Mucopolysaccharidosis type VII (MPS VII) is characterized by deficient ß-glucuronidase (GUSB) activity, which leads to accumulation of chondroitin, heparan and dermatan sulfate glycosaminoglycans (GAGs), and multisystemic disease. MPS VII patients can develop kypho-scoliotic deformity and spinal cord compression due to disease of intervertebral disks, vertebral bodies, and associated tissues. We have previously demonstrated in MPS VII dogs that intervertebral disks degenerate, vertebral bodies have irregular surfaces, and vertebral body epiphyses have reduced calcification, but the pathophysiological mechanisms underlying these changes are unclear. We hypothesized that some of these manifestations could be due to upregulation of destructive proteases, possibly via the binding of GAGs to Toll-like receptor 4 (TLR4), as has been proposed for other tissues in MPS models. In this study, the annulus fibrosus of the intervertebral disk of 6-month-old MPS VII dogs had cathepsin B and K activities that were 117- and 2-fold normal, respectively, which were associated with elevations in mRNA levels for these cathepsins as well as TLR4. The epiphyses of MPS VII dogs had a marked elevation in mRNA for the cartilage-associated gene collagen II, consistent with a developmental delay in the conversion of the cartilage to bone in this region. The spine obtained at autopsy from a young man with MPS VII exhibited similar increased cartilage in the vertebral bodies adjacent to the end plates, disorganization of the intervertebral disks, and irregular vertebral end plate morphology. These data suggest that the pathogenesis of destructive changes in the spine in MPS VII may involve upregulation of cathepsins. Inhibition of destructive proteases, such as cathepsins, might reduce spine disease in patients with MPS VII or related disorders.

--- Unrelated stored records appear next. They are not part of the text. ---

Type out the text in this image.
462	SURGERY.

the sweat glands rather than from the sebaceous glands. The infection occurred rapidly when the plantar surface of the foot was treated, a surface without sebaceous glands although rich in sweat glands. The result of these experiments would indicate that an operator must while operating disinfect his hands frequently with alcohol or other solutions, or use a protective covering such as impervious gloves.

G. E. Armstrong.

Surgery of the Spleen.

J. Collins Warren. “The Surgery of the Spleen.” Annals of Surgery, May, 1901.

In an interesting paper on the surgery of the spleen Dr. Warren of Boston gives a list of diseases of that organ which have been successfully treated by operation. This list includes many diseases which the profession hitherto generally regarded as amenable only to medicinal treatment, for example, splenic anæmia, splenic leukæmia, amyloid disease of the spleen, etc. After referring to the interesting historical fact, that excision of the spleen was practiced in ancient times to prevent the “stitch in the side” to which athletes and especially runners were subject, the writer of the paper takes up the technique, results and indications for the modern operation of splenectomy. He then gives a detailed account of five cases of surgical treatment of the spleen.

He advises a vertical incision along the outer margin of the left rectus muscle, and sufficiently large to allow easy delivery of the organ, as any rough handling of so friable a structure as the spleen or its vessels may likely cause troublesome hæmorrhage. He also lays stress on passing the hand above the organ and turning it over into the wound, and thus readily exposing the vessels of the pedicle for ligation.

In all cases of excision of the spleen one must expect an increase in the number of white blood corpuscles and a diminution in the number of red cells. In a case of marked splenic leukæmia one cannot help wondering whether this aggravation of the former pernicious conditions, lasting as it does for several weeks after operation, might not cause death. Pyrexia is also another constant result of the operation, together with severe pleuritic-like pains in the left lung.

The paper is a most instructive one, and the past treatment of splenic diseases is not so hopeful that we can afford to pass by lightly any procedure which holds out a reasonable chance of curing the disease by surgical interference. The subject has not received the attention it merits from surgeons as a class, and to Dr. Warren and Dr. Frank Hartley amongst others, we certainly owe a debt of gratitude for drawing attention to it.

Effect of neonatal gene therapy on lumbar spine disease in mucopolysaccharidosis VII dogs.

Mucopolysaccharidosis VII (MPS VII) is due to deficient ß-glucuronidase (GUSB) activity, which leads to accumulation of chondroitin, heparan, and dermatan sulfate glycosaminoglycans in various tissues including those of the spine. Associated spine disease can be due to abnormalities in the vertebrae, the intervertebral disks, or other spine tissues. The goal of this study was to determine if neonatal gene therapy could prevent lumbar spine disease in MPS VII dogs. MPS VII dogs were injected intravenously with a retroviral vector (RV) expressing canine GUSB at 2 to 3 days after birth, which resulted in transduction of hepatocytes that secreted GUSB into blood. Expression was stable for up to 11 years, and mean survival was increased from 0.4 years in untreated dogs to 6.1 years in treated dogs. Despite a profound positive clinical effect, 6-month-old RV-treated MPS VII dogs still had hypoplastic ventral epiphyses with reduced calcification in the lumbar spine, which resulted in a reduced stiffness and increased range of motion that were not improved relative to untreated MPS VII dogs. At six to 11 years of age, ventral vertebrae remained hypoplastic in RV-treated MPS VII dogs, and there was desiccation of the nucleus pulposus in some disks. Histochemical staining demonstrated that disks did not have detectable GUSB activity despite high serum GUSB activity, which is likely due to poor diffusion into this relatively avascular structure. Thus, neonatal gene therapy cannot prevent lumbar spine disease in MPS VII dogs, which predicts that enzyme replacement therapy (ERT) will similarly be relatively ineffective even if started at birth.